Религиозное понятие полезности есть выражение благодетельности; ибо только
благодетельность, а не полезность внушает мне чувства благодарности,
почитания, любви, и только эти чувства по своей природе, по своему действию
религиозны. Природа вообще, растения и животные в особенности почитаются за
их благодетельность - если выражаться языком религиозным или поэтическим, за
их полезность - если говорить на языке не религиозном, а обыденном или
прозаическом, за их необходимость, невозможность без них существовать -
выражаясь философски.
Культ животных поэтому, - по крайней мере там, где он имеет разумный
религиозный смысл, - имеет принцип, общий со всяким культом; или: то, что в
глазах людей, сколько-нибудь соображающих, возвышает животных до предмета
религиозного почитания, то, что является основой их почитания, то же самое
есть основа почитания и каждого другого предмета; основа же эта есть
полезность или благодетельность. Боги людей различаются только сообразно
различию благодеяний, оказываемых богами людям, различаются только сообразно
различию влечений и потребностей человека, удовлетворяемых ими; предметы
религии различаются только сообразно различию способностей или сил
человеческого существа, к которым они имеют касательство. Так, например,
Аполлон есть врач психических, моральных болезней, Асклепий-врач болезней
физических, телесных. Но основа почитания, принцип их божественности, то,
что их делает богами, это - их отношение к человеку, их полезность, их
благодетельность, это - человеческий эгоизм; ибо если я не люблю себя прежде
всего, не почитаю себя, то как могу я любить и почитать то, что мне полезно
и благодетельно? Как я могу любить врача, если я не люблю здоровья? -
учителя, если я не хочу удовлетворить мою жажду знания? Как я могу почитать
свет, если у меня нет глаз, которые ищут света, нуждаются в свете? Как я
могу превозносить и восхвалять творца или источник моей жизни, если я сам
себя презираю? Как поклоняться и признавать об®ективно высшее существо, если
я не имею в себе суб®ективно высшего существа? Как признавать бога вне себя,
если я сам себе, правда, на иной манер, - не являюсь богом? Как верить во
внешнего бога, не предполагая существования внутреннего, суб®ективного?

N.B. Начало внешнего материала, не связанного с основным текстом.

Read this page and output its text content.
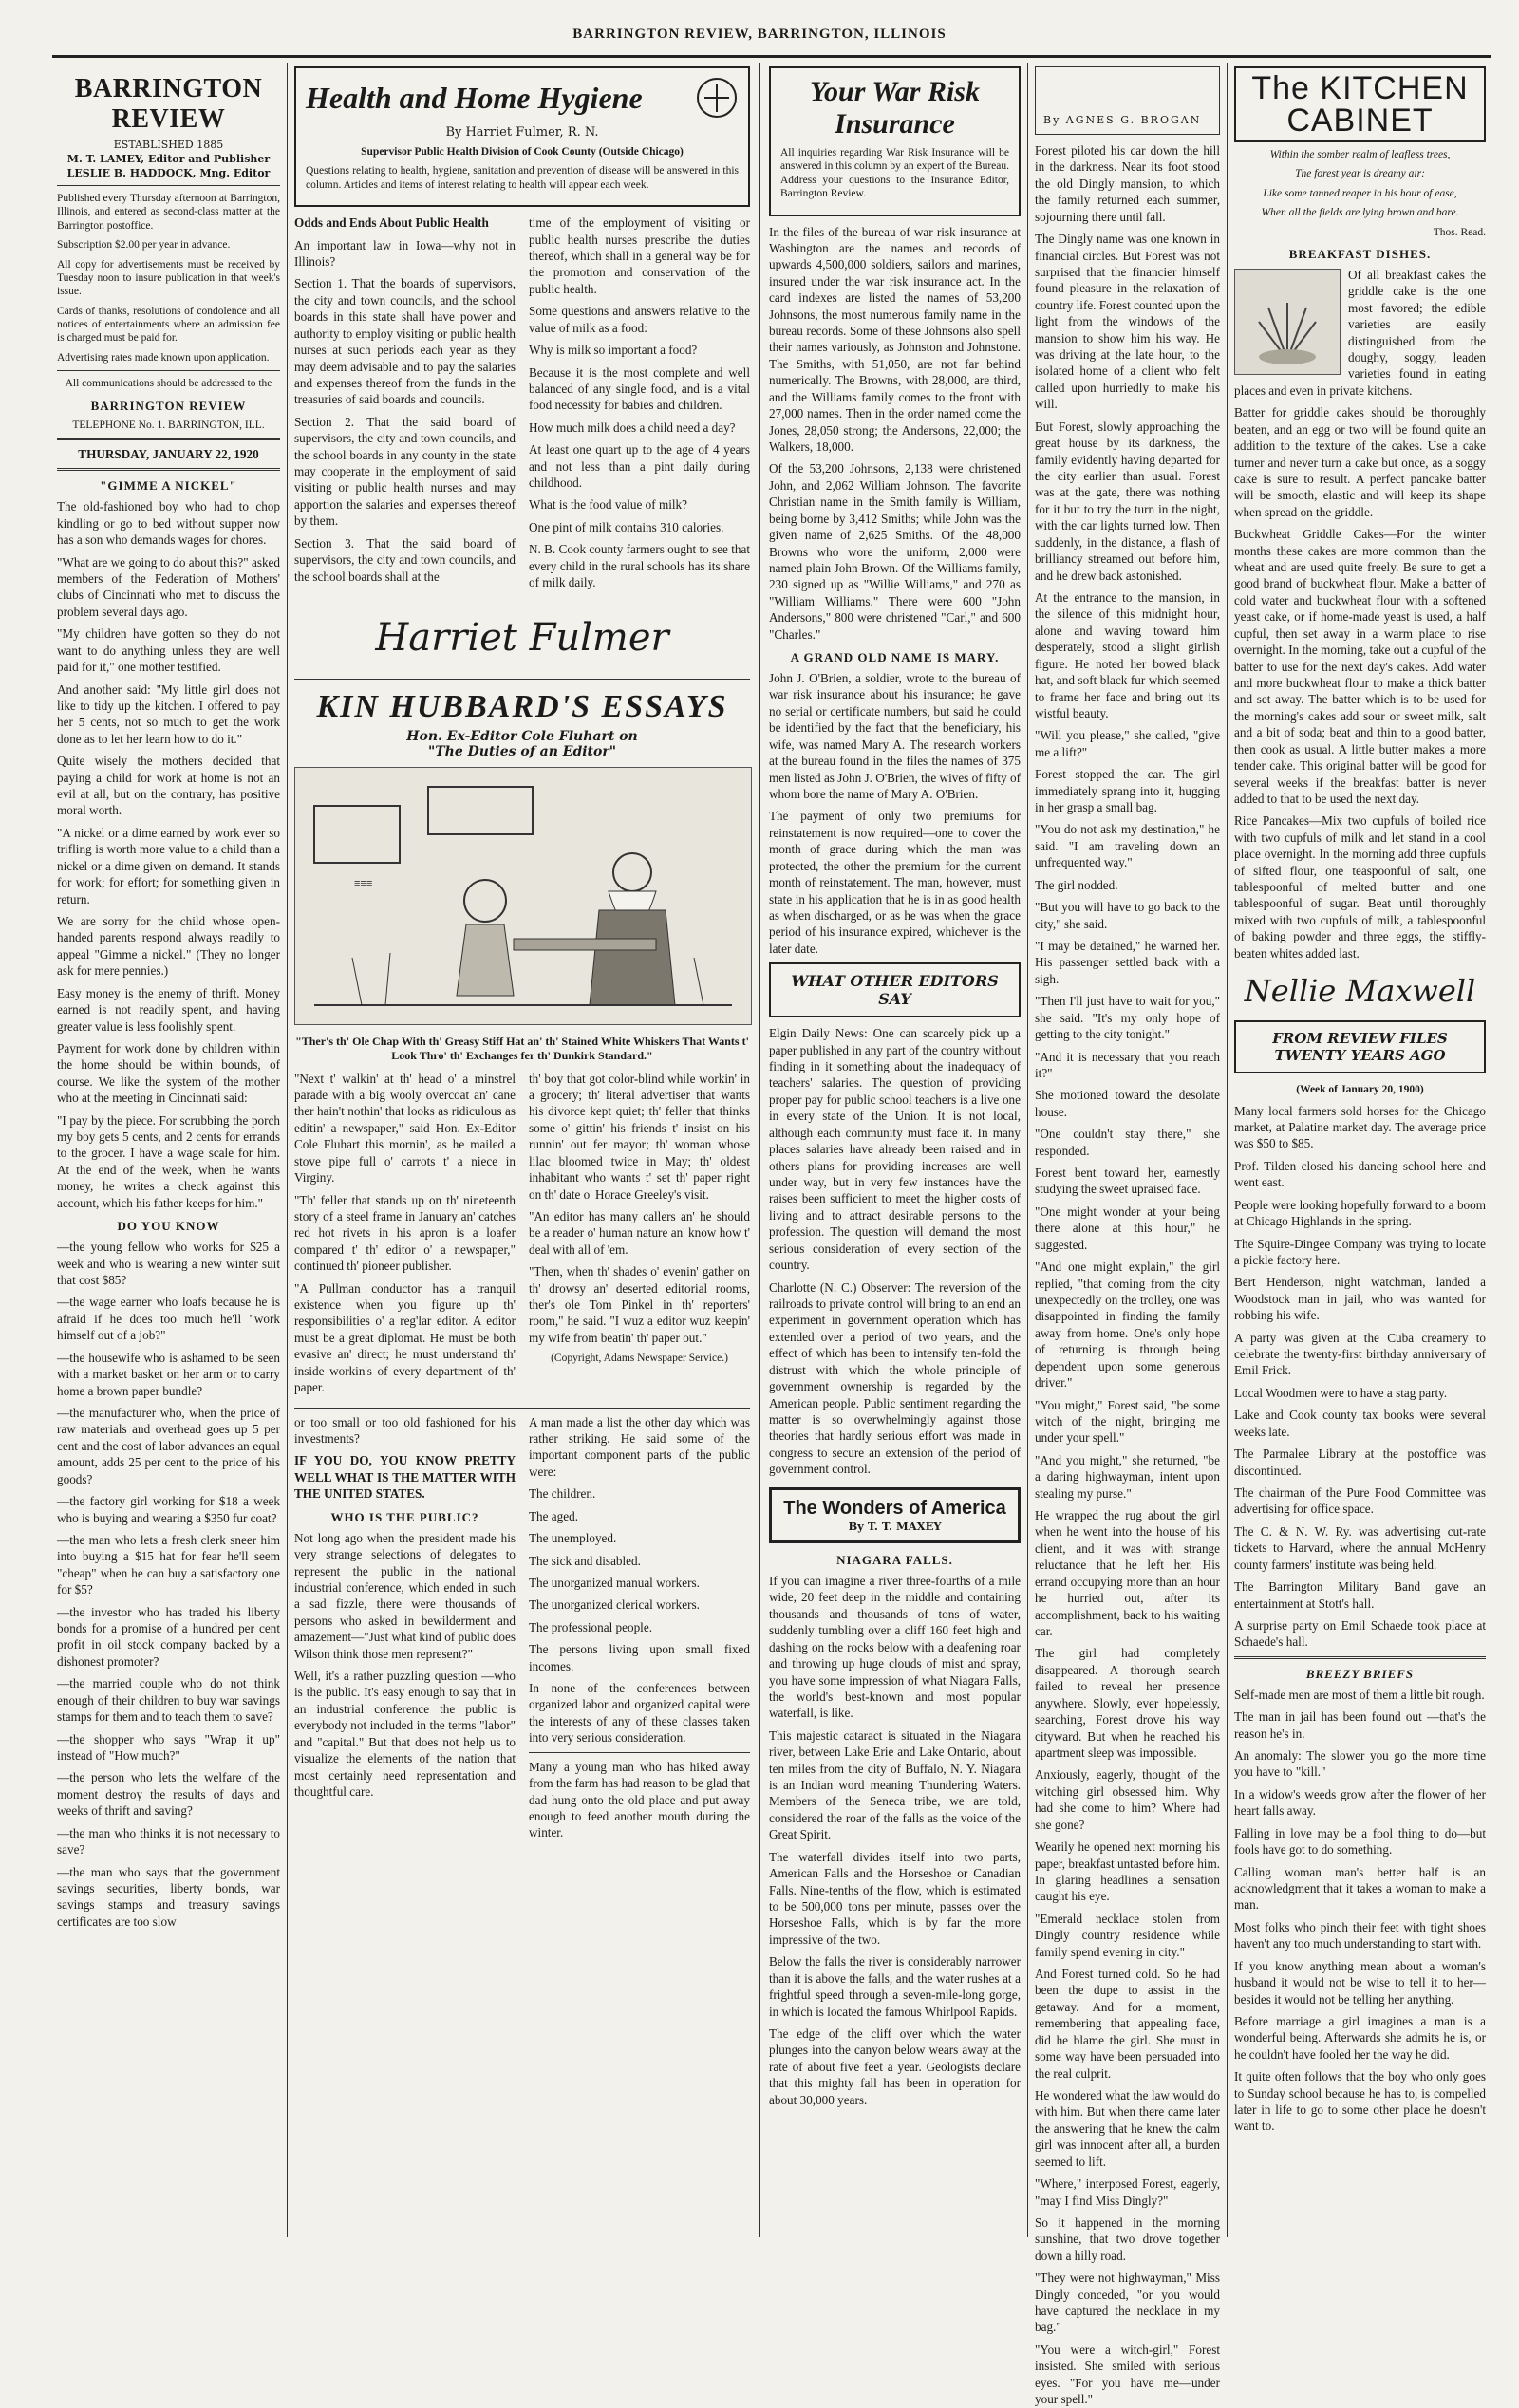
BARRINGTON REVIEW, BARRINGTON, ILLINOIS
BARRINGTON REVIEW
ESTABLISHED 1885
M. T. LAMEY, Editor and Publisher
LESLIE B. HADDOCK, Mng. Editor

Published every Thursday afternoon at Barrington, Illinois, and entered as second-class matter at the Barrington postoffice.

Subscription $2.00 per year in advance.

All copy for advertisements must be received by Tuesday noon to insure publication in that week's issue.

Cards of thanks, resolutions of condolence and all notices of entertainments where an admission fee is charged must be paid for.

Advertising rates made known upon application.

All communications should be addressed to the

BARRINGTON REVIEW

TELEPHONE No. 1. BARRINGTON, ILL.

THURSDAY, JANUARY 22, 1920

"GIMME A NICKEL"

The old-fashioned boy who had to chop kindling or go to bed without supper now has a son who demands wages for chores.

"What are we going to do about this?" asked members of the Federation of Mothers' clubs of Cincinnati who met to discuss the problem several days ago.

"My children have gotten so they do not want to do anything unless they are well paid for it," one mother testified.

And another said: "My little girl does not like to tidy up the kitchen. I offered to pay her 5 cents, not so much to get the work done as to let her learn how to do it."

Quite wisely the mothers decided that paying a child for work at home is not an evil at all, but on the contrary, has positive moral worth.

"A nickel or a dime earned by work ever so trifling is worth more value to a child than a nickel or a dime given on demand. It stands for work; for effort; for something given in return.

We are sorry for the child whose open-handed parents respond always readily to appeal "Gimme a nickel." (They no longer ask for mere pennies.)

Easy money is the enemy of thrift. Money earned is not readily spent, and having greater value is less foolishly spent.

Payment for work done by children within the home should be within bounds, of course. We like the system of the mother who at the meeting in Cincinnati said:

"I pay by the piece. For scrubbing the porch my boy gets 5 cents, and 2 cents for errands to the grocer. I have a wage scale for him. At the end of the week, when he wants money, he writes a check against this account, which his father keeps for him."

DO YOU KNOW

—the young fellow who works for $25 a week and who is wearing a new winter suit that cost $85?

—the wage earner who loafs because he is afraid if he does too much he'll "work himself out of a job?"

—the housewife who is ashamed to be seen with a market basket on her arm or to carry home a brown paper bundle?

—the manufacturer who, when the price of raw materials and overhead goes up 5 per cent and the cost of labor advances an equal amount, adds 25 per cent to the price of his goods?

—the factory girl working for $18 a week who is buying and wearing a $350 fur coat?

—the man who lets a fresh clerk sneer him into buying a $15 hat for fear he'll seem "cheap" when he can buy a satisfactory one for $5?

—the investor who has traded his liberty bonds for a promise of a hundred per cent profit in oil stock company backed by a dishonest promoter?

—the married couple who do not think enough of their children to buy war savings stamps for them and to teach them to save?

—the shopper who says "Wrap it up" instead of "How much?"

—the person who lets the welfare of the moment destroy the results of days and weeks of thrift and saving?

—the man who thinks it is not necessary to save?

—the man who says that the government savings securities, liberty bonds, war savings stamps and treasury savings certificates are too slow

Health and Home Hygiene
By Harriet Fulmer, R. N.

Supervisor Public Health Division of Cook County (Outside Chicago)

Questions relating to health, hygiene, sanitation and prevention of disease will be answered in this column. Articles and items of interest relating to health will appear each week.

Odds and Ends About Public Health

An important law in Iowa—why not in Illinois?

Section 1. That the boards of supervisors, the city and town councils, and the school boards in this state shall have power and authority to employ visiting or public health nurses at such periods each year as they may deem advisable and to pay the salaries and expenses thereof from the funds in the treasuries of said boards and councils.

Section 2. That the said board of supervisors, the city and town councils, and the school boards in any county in the state may cooperate in the employment of said visiting or public health nurses and may apportion the salaries and expenses thereof by them.

Section 3. That the said board of supervisors, the city and town councils, and the school boards shall at the

time of the employment of visiting or public health nurses prescribe the duties thereof, which shall in a general way be for the promotion and conservation of the public health.

Some questions and answers relative to the value of milk as a food:

Why is milk so important a food?

Because it is the most complete and well balanced of any single food, and is a vital food necessity for babies and children.

How much milk does a child need a day?

At least one quart up to the age of 4 years and not less than a pint daily during childhood.

What is the food value of milk?

One pint of milk contains 310 calories.

N. B. Cook county farmers ought to see that every child in the rural schools has its share of milk daily.

Harriet Fulmer
KIN HUBBARD'S ESSAYS
Hon. Ex-Editor Cole Fluhart on
"The Duties of an Editor"
≡≡≡
"Ther's th' Ole Chap With th' Greasy Stiff Hat an' th' Stained White Whiskers That Wants t' Look Thro' th' Exchanges fer th' Dunkirk Standard."

"Next t' walkin' at th' head o' a minstrel parade with a big wooly overcoat an' cane ther hain't nothin' that looks as ridiculous as editin' a newspaper," said Hon. Ex-Editor Cole Fluhart this mornin', as he mailed a stove pipe full o' carrots t' a niece in Virginy.

"Th' feller that stands up on th' nineteenth story of a steel frame in January an' catches red hot rivets in his apron is a loafer compared t' th' editor o' a newspaper," continued th' pioneer publisher.

"A Pullman conductor has a tranquil existence when you figure up th' responsibilities o' a reg'lar editor. A editor must be a great diplomat. He must be both evasive an' direct; he must understand th' inside workin's of every department of th' paper.

th' boy that got color-blind while workin' in a grocery; th' literal advertiser that wants his divorce kept quiet; th' feller that thinks some o' gittin' his friends t' insist on his runnin' out fer mayor; th' woman whose lilac bloomed twice in May; th' oldest inhabitant who wants t' set th' paper right on th' date o' Horace Greeley's visit.

"An editor has many callers an' he should be a reader o' human nature an' know how t' deal with all of 'em.

"Then, when th' shades o' evenin' gather on th' drowsy an' deserted editorial rooms, ther's ole Tom Pinkel in th' reporters' room," he said. "I wuz a editor wuz keepin' my wife from beatin' th' paper out."

(Copyright, Adams Newspaper Service.)

or too small or too old fashioned for his investments?

IF YOU DO, YOU KNOW PRETTY WELL WHAT IS THE MATTER WITH THE UNITED STATES.

WHO IS THE PUBLIC?

Not long ago when the president made his very strange selections of delegates to represent the public in the national industrial conference, which ended in such a sad fizzle, there were thousands of persons who asked in bewilderment and amazement—"Just what kind of public does Wilson think those men represent?"

Well, it's a rather puzzling question —who is the public. It's easy enough to say that in an industrial conference the public is everybody not included in the terms "labor" and "capital." But that does not help us to visualize the elements of the nation that most certainly need representation and thoughtful care.

A man made a list the other day which was rather striking. He said some of the important component parts of the public were:

The children.

The aged.

The unemployed.

The sick and disabled.

The unorganized manual workers.

The unorganized clerical workers.

The professional people.

The persons living upon small fixed incomes.

In none of the conferences between organized labor and organized capital were the interests of any of these classes taken into very serious consideration.

Many a young man who has hiked away from the farm has had reason to be glad that dad hung onto the old place and put away enough to feed another mouth during the winter.

Your War Risk
Insurance

All inquiries regarding War Risk Insurance will be answered in this column by an expert of the Bureau. Address your questions to the Insurance Editor, Barrington Review.

In the files of the bureau of war risk insurance at Washington are the names and records of upwards 4,500,000 soldiers, sailors and marines, insured under the war risk insurance act. In the card indexes are listed the names of 53,200 Johnsons, the most numerous family name in the bureau records. Some of these Johnsons also spell their names variously, as Johnston and Johnstone. The Smiths, with 51,050, are not far behind numerically. The Browns, with 28,000, are third, and the Williams family comes to the front with 27,000 names. Then in the order named come the Jones, 28,050 strong; the Andersons, 22,000; the Walkers, 18,000.

Of the 53,200 Johnsons, 2,138 were christened John, and 2,062 William Johnson. The favorite Christian name in the Smith family is William, being borne by 3,412 Smiths; while John was the given name of 2,625 Smiths. Of the 48,000 Browns who wore the uniform, 2,000 were named plain John Brown. Of the Williams family, 230 signed up as "Willie Williams," and 270 as "William Williams." There were 600 "John Andersons," 800 were christened "Carl," and 600 "Charles."

A GRAND OLD NAME IS MARY.

John J. O'Brien, a soldier, wrote to the bureau of war risk insurance about his insurance; he gave no serial or certificate numbers, but said he could be identified by the fact that the beneficiary, his wife, was named Mary A. The research workers at the bureau found in the files the names of 375 men listed as John J. O'Brien, the wives of fifty of whom bore the name of Mary A. O'Brien.

The payment of only two premiums for reinstatement is now required—one to cover the month of grace during which the man was protected, the other the premium for the current month of reinstatement. The man, however, must state in his application that he is in as good health as when discharged, or as he was when the grace period of his insurance expired, whichever is the later date.

WHAT OTHER EDITORS SAY

Elgin Daily News: One can scarcely pick up a paper published in any part of the country without finding in it something about the inadequacy of teachers' salaries. The question of providing proper pay for public school teachers is a live one in every state of the Union. It is not local, although each community must face it. In many places salaries have already been raised and in others plans for providing increases are well under way, but in very few instances have the raises been sufficient to meet the higher costs of living and to attract desirable persons to the profession. The question will demand the most serious consideration of every section of the country.

Charlotte (N. C.) Observer: The reversion of the railroads to private control will bring to an end an experiment in government operation which has extended over a period of two years, and the effect of which has been to intensify ten-fold the distrust with which the whole principle of government ownership is regarded by the American people. Public sentiment regarding the matter is so overwhelmingly against those theories that hardly serious effort was made in congress to secure an extension of the period of government control.

The Wonders of America
By T. T. MAXEY
NIAGARA FALLS.

If you can imagine a river three-fourths of a mile wide, 20 feet deep in the middle and containing thousands and thousands of tons of water, suddenly tumbling over a cliff 160 feet high and dashing on the rocks below with a deafening roar and throwing up huge clouds of mist and spray, you have some impression of what Niagara Falls, the world's best-known and most popular waterfall, is like.

This majestic cataract is situated in the Niagara river, between Lake Erie and Lake Ontario, about ten miles from the city of Buffalo, N. Y. Niagara is an Indian word meaning Thundering Waters. Members of the Seneca tribe, we are told, considered the roar of the falls as the voice of the Great Spirit.

The waterfall divides itself into two parts, American Falls and the Horseshoe or Canadian Falls. Nine-tenths of the flow, which is estimated to be 500,000 tons per minute, passes over the Horseshoe Falls, which is by far the more impressive of the two.

Below the falls the river is considerably narrower than it is above the falls, and the water rushes at a frightful speed through a seven-mile-long gorge, in which is located the famous Whirlpool Rapids.

The edge of the cliff over which the water plunges into the canyon below wears away at the rate of about five feet a year. Geologists declare that this mighty fall has been in operation for about 30,000 years.

By AGNES G. BROGAN

Forest piloted his car down the hill in the darkness. Near its foot stood the old Dingly mansion, to which the family returned each summer, sojourning there until fall.

The Dingly name was one known in financial circles. But Forest was not surprised that the financier himself found pleasure in the relaxation of country life. Forest counted upon the light from the windows of the mansion to show him his way. He was driving at the late hour, to the isolated home of a client who felt called upon hurriedly to make his will.

But Forest, slowly approaching the great house by its darkness, the family evidently having departed for the city earlier than usual. Forest was at the gate, there was nothing for it but to try the turn in the night, with the car lights turned low. Then suddenly, in the distance, a flash of brilliancy streamed out before him, and he drew back astonished.

At the entrance to the mansion, in the silence of this midnight hour, alone and waving toward him desperately, stood a slight girlish figure. He noted her bowed black hat, and soft black fur which seemed to frame her face and bring out its wistful beauty.

"Will you please," she called, "give me a lift?"

Forest stopped the car. The girl immediately sprang into it, hugging in her grasp a small bag.

"You do not ask my destination," he said. "I am traveling down an unfrequented way."

The girl nodded.

"But you will have to go back to the city," she said.

"I may be detained," he warned her. His passenger settled back with a sigh.

"Then I'll just have to wait for you," she said. "It's my only hope of getting to the city tonight."

"And it is necessary that you reach it?"

She motioned toward the desolate house.

"One couldn't stay there," she responded.

Forest bent toward her, earnestly studying the sweet upraised face.

"One might wonder at your being there alone at this hour," he suggested.

"And one might explain," the girl replied, "that coming from the city unexpectedly on the trolley, one was disappointed in finding the family away from home. One's only hope of returning is through being dependent upon some generous driver."

"You might," Forest said, "be some witch of the night, bringing me under your spell."

"And you might," she returned, "be a daring highwayman, intent upon stealing my purse."

He wrapped the rug about the girl when he went into the house of his client, and it was with strange reluctance that he left her. His errand occupying more than an hour he hurried out, after its accomplishment, back to his waiting car.

The girl had completely disappeared. A thorough search failed to reveal her presence anywhere. Slowly, ever hopelessly, searching, Forest drove his way cityward. But when he reached his apartment sleep was impossible.

Anxiously, eagerly, thought of the witching girl obsessed him. Why had she come to him? Where had she gone?

Wearily he opened next morning his paper, breakfast untasted before him. In glaring headlines a sensation caught his eye.

"Emerald necklace stolen from Dingly country residence while family spend evening in city."

And Forest turned cold. So he had been the dupe to assist in the getaway. And for a moment, remembering that appealing face, did he blame the girl. She must in some way have been persuaded into the real culprit.

He wondered what the law would do with him. But when there came later the answering that he knew the calm girl was innocent after all, a burden seemed to lift.

"Where," interposed Forest, eagerly, "may I find Miss Dingly?"

So it happened in the morning sunshine, that two drove together down a hilly road.

"They were not highwayman," Miss Dingly conceded, "or you would have captured the necklace in my bag."

"You were a witch-girl," Forest insisted. She smiled with serious eyes. "For you have me—under your spell."

The KITCHEN CABINET

Within the somber realm of leafless trees,

The forest year is dreamy air:

Like some tanned reaper in his hour of ease,

When all the fields are lying brown and bare.

—Thos. Read.

BREAKFAST DISHES.

Of all breakfast cakes the griddle cake is the one most favored; the edible varieties are easily distinguished from the doughy, soggy, leaden varieties found in eating places and even in private kitchens.

Batter for griddle cakes should be thoroughly beaten, and an egg or two will be found quite an addition to the texture of the cakes. Use a cake turner and never turn a cake but once, as a soggy cake is sure to result. A perfect pancake batter will be smooth, elastic and will keep its shape when spread on the griddle.

Buckwheat Griddle Cakes—For the winter months these cakes are more common than the wheat and are used quite freely. Be sure to get a good brand of buckwheat flour. Make a batter of cold water and buckwheat flour with a softened yeast cake, or if home-made yeast is used, a half cupful, then set away in a warm place to rise overnight. In the morning, take out a cupful of the batter to use for the next day's cakes. Add water and more buckwheat flour to make a thick batter and set away. The batter which is to be used for the morning's cakes add sour or sweet milk, salt and a bit of soda; beat and thin to a good batter, then cook as usual. A little butter makes a more tender cake. This original batter will be good for several weeks if the breakfast batter is never added to that to be used the next day.

Rice Pancakes—Mix two cupfuls of boiled rice with two cupfuls of milk and let stand in a cool place overnight. In the morning add three cupfuls of sifted flour, one teaspoonful of salt, one tablespoonful of melted butter and one tablespoonful of sugar. Beat until thoroughly mixed with two cupfuls of milk, a tablespoonful of baking powder and three eggs, the stiffly-beaten whites added last.

Nellie Maxwell
FROM REVIEW FILES
TWENTY YEARS AGO

(Week of January 20, 1900)

Many local farmers sold horses for the Chicago market, at Palatine market day. The average price was $50 to $85.

Prof. Tilden closed his dancing school here and went east.

People were looking hopefully forward to a boom at Chicago Highlands in the spring.

The Squire-Dingee Company was trying to locate a pickle factory here.

Bert Henderson, night watchman, landed a Woodstock man in jail, who was wanted for robbing his wife.

A party was given at the Cuba creamery to celebrate the twenty-first birthday anniversary of Emil Frick.

Local Woodmen were to have a stag party.

Lake and Cook county tax books were several weeks late.

The Parmalee Library at the postoffice was discontinued.

The chairman of the Pure Food Committee was advertising for office space.

The C. & N. W. Ry. was advertising cut-rate tickets to Harvard, where the annual McHenry county farmers' institute was being held.

The Barrington Military Band gave an entertainment at Stott's hall.

A surprise party on Emil Schaede took place at Schaede's hall.

BREEZY BRIEFS

Self-made men are most of them a little bit rough.

The man in jail has been found out —that's the reason he's in.

An anomaly: The slower you go the more time you have to "kill."

In a widow's weeds grow after the flower of her heart falls away.

Falling in love may be a fool thing to do—but fools have got to do something.

Calling woman man's better half is an acknowledgment that it takes a woman to make a man.

Most folks who pinch their feet with tight shoes haven't any too much understanding to start with.

If you know anything mean about a woman's husband it would not be wise to tell it to her—besides it would not be telling her anything.

Before marriage a girl imagines a man is a wonderful being. Afterwards she admits he is, or he couldn't have fooled her the way he did.

It quite often follows that the boy who only goes to Sunday school because he has to, is compelled later in life to go to some other place he doesn't want to.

Но что такое это высшее существо в человеке, от которого зависят все
другие высшие существа, все боги вне его? Это - понятие, включающее в себя
все его человеческие влечения, потребности, наклонности, это вообще -
существование, жизнь человека, ибо она ведь охватывает собой все. Только
потому делает человек богом или божественным существом то, от чего зависит
его жизнь, что для него его жизнь есть божественное существо, божественное
благо или предмет. Когда человек говорит:
"жизнь не есть высшее из благ", то он берет жизнь в узком, подчиненном
смысле, тогда человек стоит на точке зрения несчастия, разрыва, а отнюдь не
на точке зрения нормальной жизни; он, правда, отвергает тогда, презирает
жизнь, но презирает только потому, что его жизни не хватает свойств или
благ, существенно принадлежащих нормальной жизни, потому, что это уже не
жизнь. Так, например, когда человек лишен свободы, когда он раб чужого
произвола, то он может, он должен эту жизнь презирать, но только потому, что
она недостаточная, ничтожная жизнь, жизнь, которой не достает существенного
условия и свойства человеческой жизни, самопроизвольного движения и
самоопределения. На этом основывается и самоубийство. Самоубийца посягает не
на свою жизнь; она у него уже отнята. Поэтому он убивает себя; он разрушает
лишь видимость; он отбрасывает лишь скорлупу, из которой уже давно, по его
ли вине или без вины с его стороны, выедено нутро. Но в здоровом,
закономерном состоянии и если разуметь под жизнью понятие, заключающее в
себе все блага, имеющие существенное отношение к человеку, жизнь поистине
есть высшее благо, высшая сущность человека.
Подобно тому, как я для всех моих главных и основных положений привожу
эмпирические, исторические примеры и подтверждения, ибо я хочу лишь осознать
и высказать то, что думают и говорят другие, люди вообще, так и для этого
утверждения я привожу в моих дополнениях и комментариях к "Сущности религии"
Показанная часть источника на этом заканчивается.